Brush my teeth and switch on the hot water which takes an hour to heat. Open the curtains and some windows, switch on the lamps, fire and laptop, plump up all my pillows and settle on the couch for an hour to read emails, blogs and stats to see if I recognise anyone who has visited me and Ophelia during the night. We get around 50 unique visitors daily from almost every part of the world.
Same routine after dinner and until bedtime around 10 p.m. Summer is noisy here with tourists and late night music from a nearby theatre. I enjoy the peace and quiet of very early mornings when it's just me and Ophelia and the wide open sea with not a soul in site.
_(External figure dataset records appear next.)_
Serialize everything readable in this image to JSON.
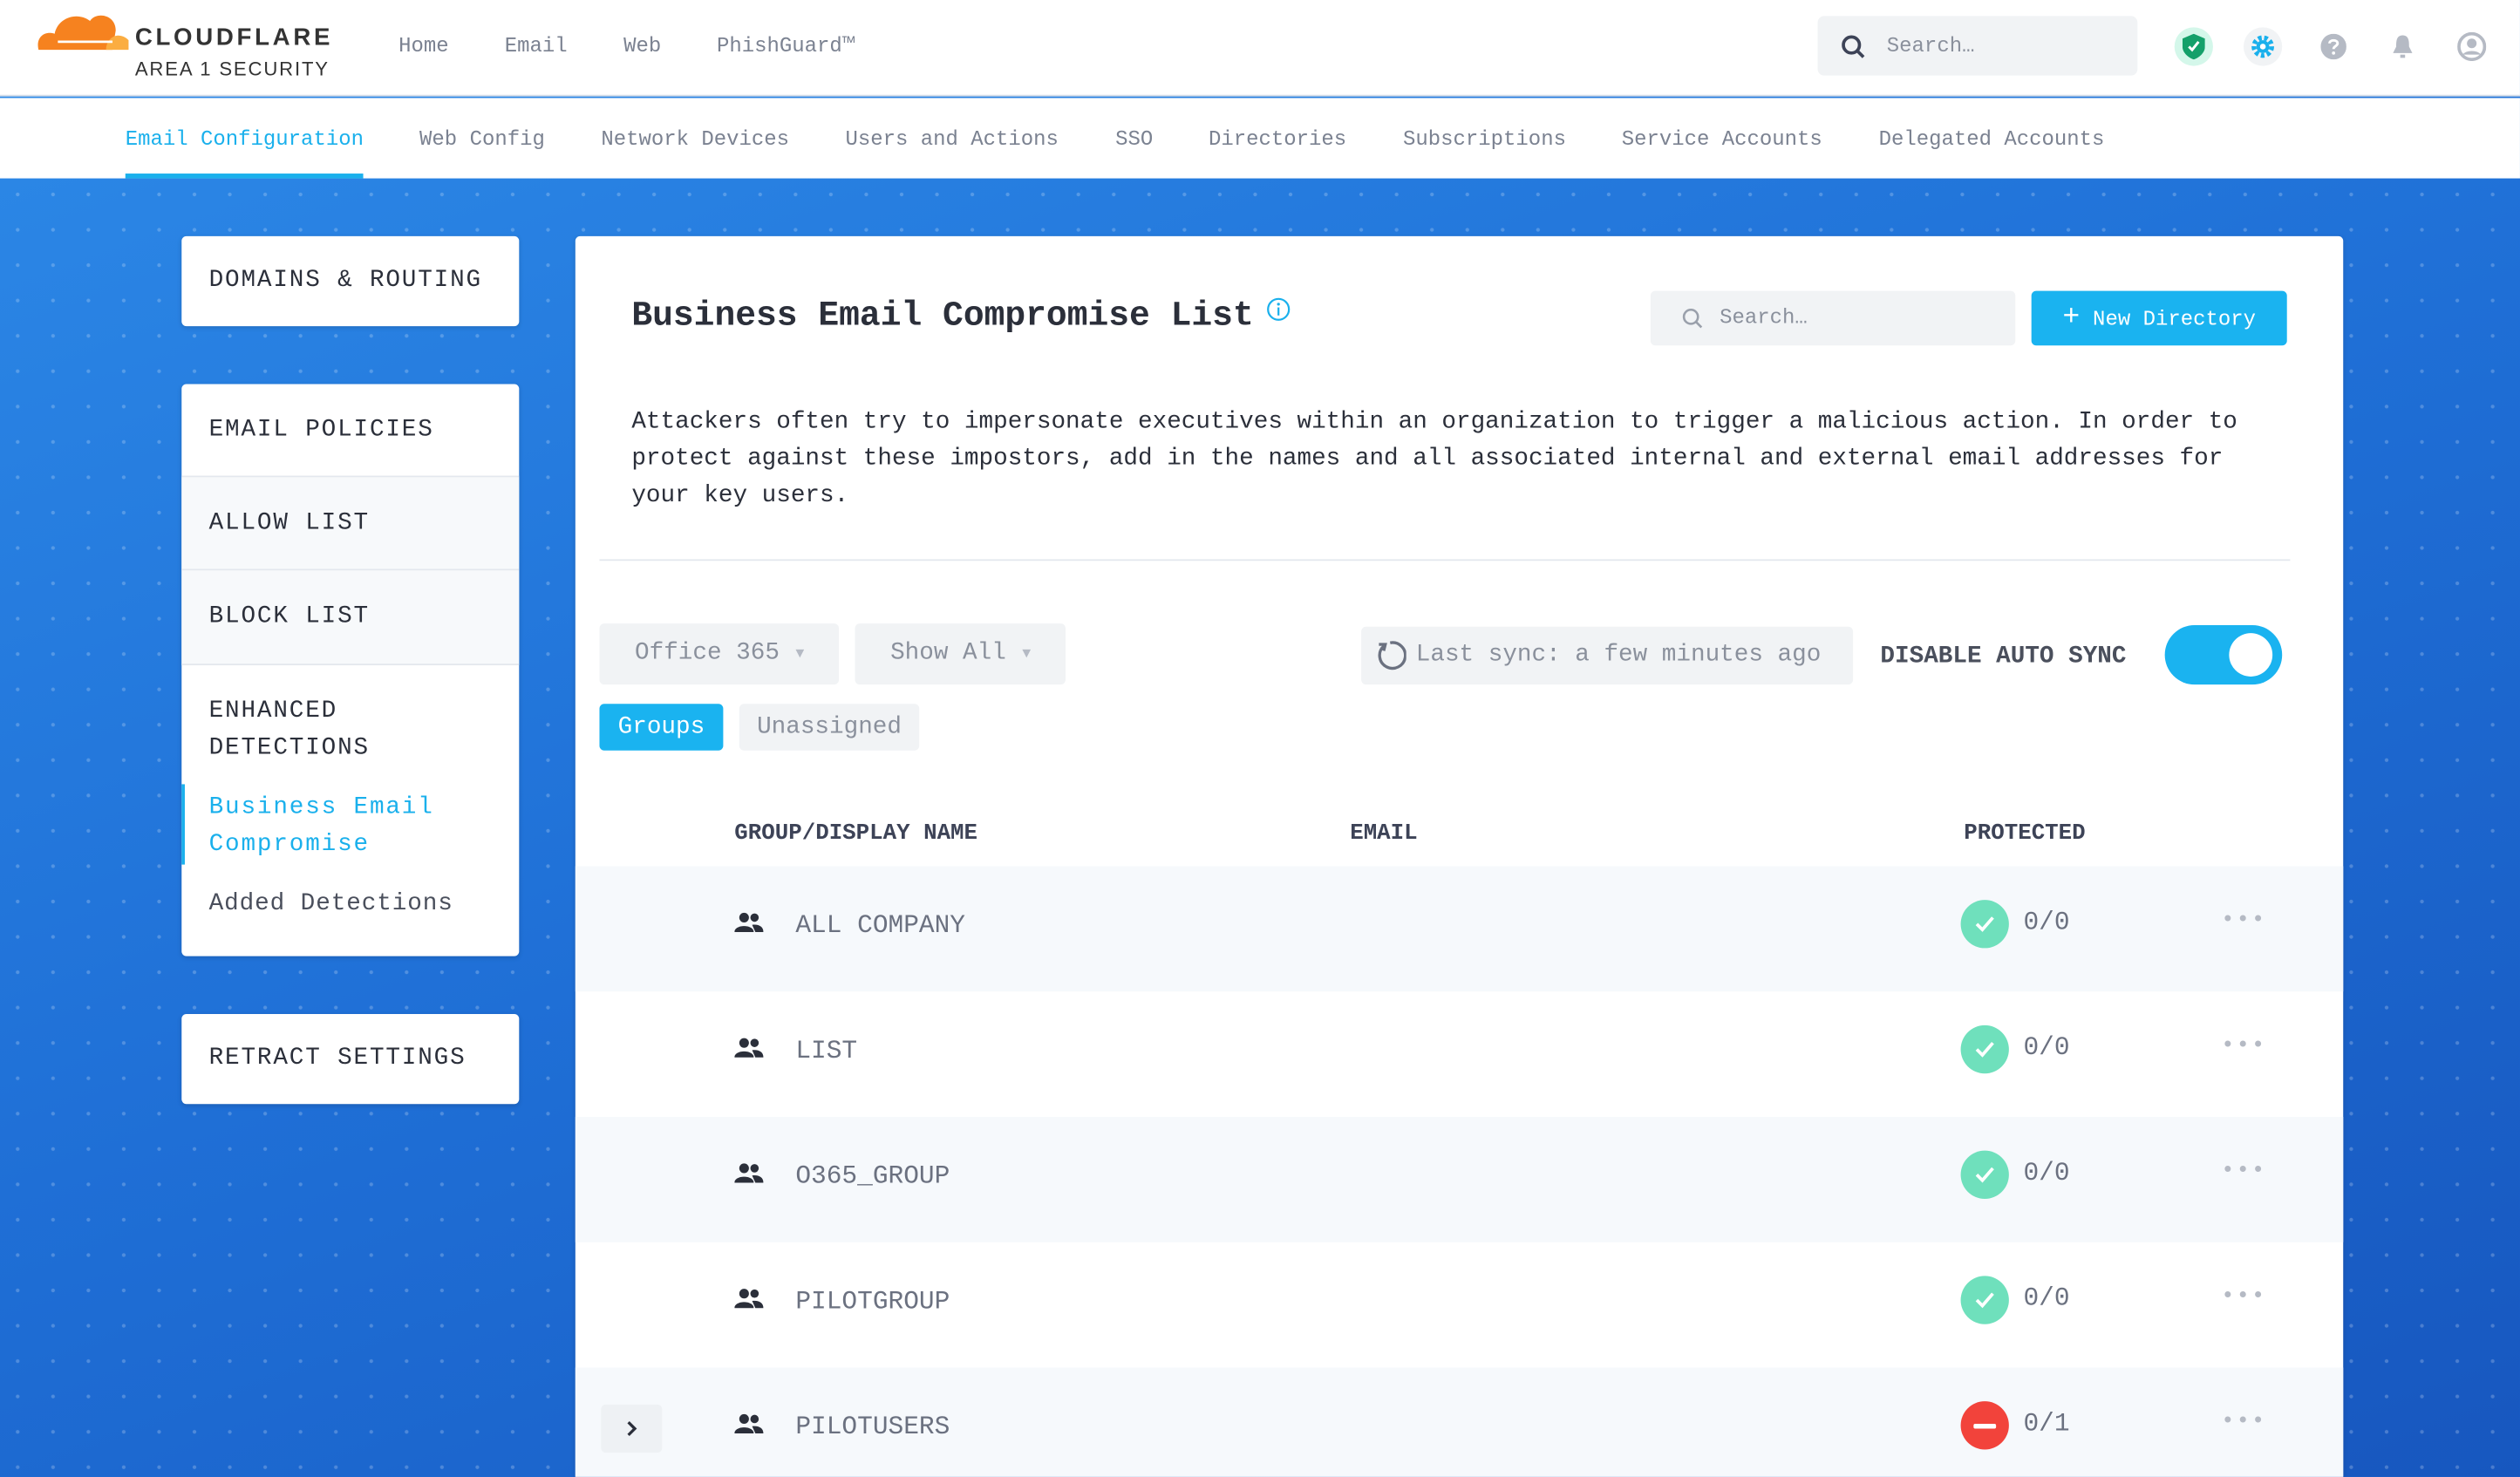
{
  "brand": {
    "name": "CLOUDFLARE",
    "subtitle": "AREA 1 SECURITY",
    "colors": {
      "orange": "#f6821f",
      "accent": "#1ab0ec",
      "green": "#6fe0bc",
      "red": "#f2433b"
    }
  },
  "topnav": {
    "items": [
      "Home",
      "Email",
      "Web",
      "PhishGuard™"
    ],
    "search_placeholder": "Search…",
    "icons": [
      "shield-check-icon",
      "gear-icon",
      "help-icon",
      "bell-icon",
      "user-icon"
    ]
  },
  "subnav": {
    "active": "Email Configuration",
    "items": [
      "Email Configuration",
      "Web Config",
      "Network Devices",
      "Users and Actions",
      "SSO",
      "Directories",
      "Subscriptions",
      "Service Accounts",
      "Delegated Accounts"
    ]
  },
  "sidebar": {
    "domains": "DOMAINS & ROUTING",
    "email_policies": "EMAIL POLICIES",
    "allow_list": "ALLOW LIST",
    "block_list": "BLOCK LIST",
    "enhanced_1": "ENHANCED",
    "enhanced_2": "DETECTIONS",
    "bec_1": "Business Email",
    "bec_2": "Compromise",
    "added": "Added Detections",
    "retract": "RETRACT SETTINGS"
  },
  "main": {
    "title": "Business Email Compromise List",
    "search_placeholder": "Search…",
    "new_button": "New Directory",
    "description": [
      "Attackers often try to impersonate executives within an organization to trigger a malicious action. In order to",
      "protect against these impostors, add in the names and all associated internal and external email addresses for",
      "your key users."
    ],
    "filter_source": "Office 365",
    "filter_show": "Show All",
    "last_sync": "Last sync: a few minutes ago",
    "auto_sync_label": "DISABLE AUTO SYNC",
    "auto_sync_on": true,
    "view_tabs": [
      "Groups",
      "Unassigned"
    ],
    "active_view": "Groups",
    "columns": [
      "GROUP/DISPLAY NAME",
      "EMAIL",
      "PROTECTED"
    ],
    "rows": [
      {
        "name": "ALL COMPANY",
        "protected": "0/0",
        "status": "ok"
      },
      {
        "name": "LIST",
        "protected": "0/0",
        "status": "ok"
      },
      {
        "name": "O365_GROUP",
        "protected": "0/0",
        "status": "ok"
      },
      {
        "name": "PILOTGROUP",
        "protected": "0/0",
        "status": "ok"
      },
      {
        "name": "PILOTUSERS",
        "protected": "0/1",
        "status": "unprotected",
        "expandable": true
      }
    ]
  }
}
It's magical.
The day before yesterday, BLOGGER went haywire and corrupted what I was trying to post. Half of my post disappeared and the other half became jumbled and somehow mixed in with a string of alarming looking RSS type codes and garbled text, from someone's else's blog I presume, containing murderous and hateful words about religion and brides.
BLOGGER's troubles started on the day before. One of their pages, in the place of their usual slogan, was the name, in large capital letters, of a "medicine" which 'speeds' people up. It starts with an A but I am not spelling it out because I've had a few visitors via Google searching for "celebrity females without clothes in mink fur coats" - which led them to posts about Ophelia (hah!).
Sometime during the previous two days, which I spent on trying to get HaloScan working for this blog, I visited a great British blog and left a comment with a link to something which was meant to be humorous (a site which I thought was for a white "404 error page cannot be found" actually).
Not long afterwards, I returned to the blog to check that the link worked. On clicking the link, a dark and heavily coloured page started to unroll, very slowly, onto my screen. A dreadful feeling of unease crept through me. Something sinister and menacing was unfolding. I was sensing evil.
Jittering onto my screen, inch by inch, was the body of a white adult female, totally unclothed, with yards of rope carefully coiled in single layers around her neck - like a gigantic snaking African necklace - ending in a large and heavy hangman's knot and noose. It was a horrible degenerate scene of murder by torture or hanging. An enactment or for real, I just don't know, I was too stunned and didn't hang around to find out.
My mind raced to the link still dangling in the comment box. Swiftly, I submitted another comment, urgently requesting deletion of previous comment and sent an email.
All I could do was wait - with niggling doubts like, what if he doesn't get the message or my email...or is away... what if he is away for two weeks...there'd be nothing I could do about it...
God bless the British blogger, he got my message almost immediately, deleted the post and notified me by email. Phew. What a relief.
It will be a long time before I provide a link within a comment box again. That'll teach me for trying to be funny.
I have not led a sheltered life but it came as a shock because there was no warning and it was one of the weirdest things I have even seen.
There sure are some scary weird people around. I doubt if they look scary weird either. It takes a lot to make this world go around.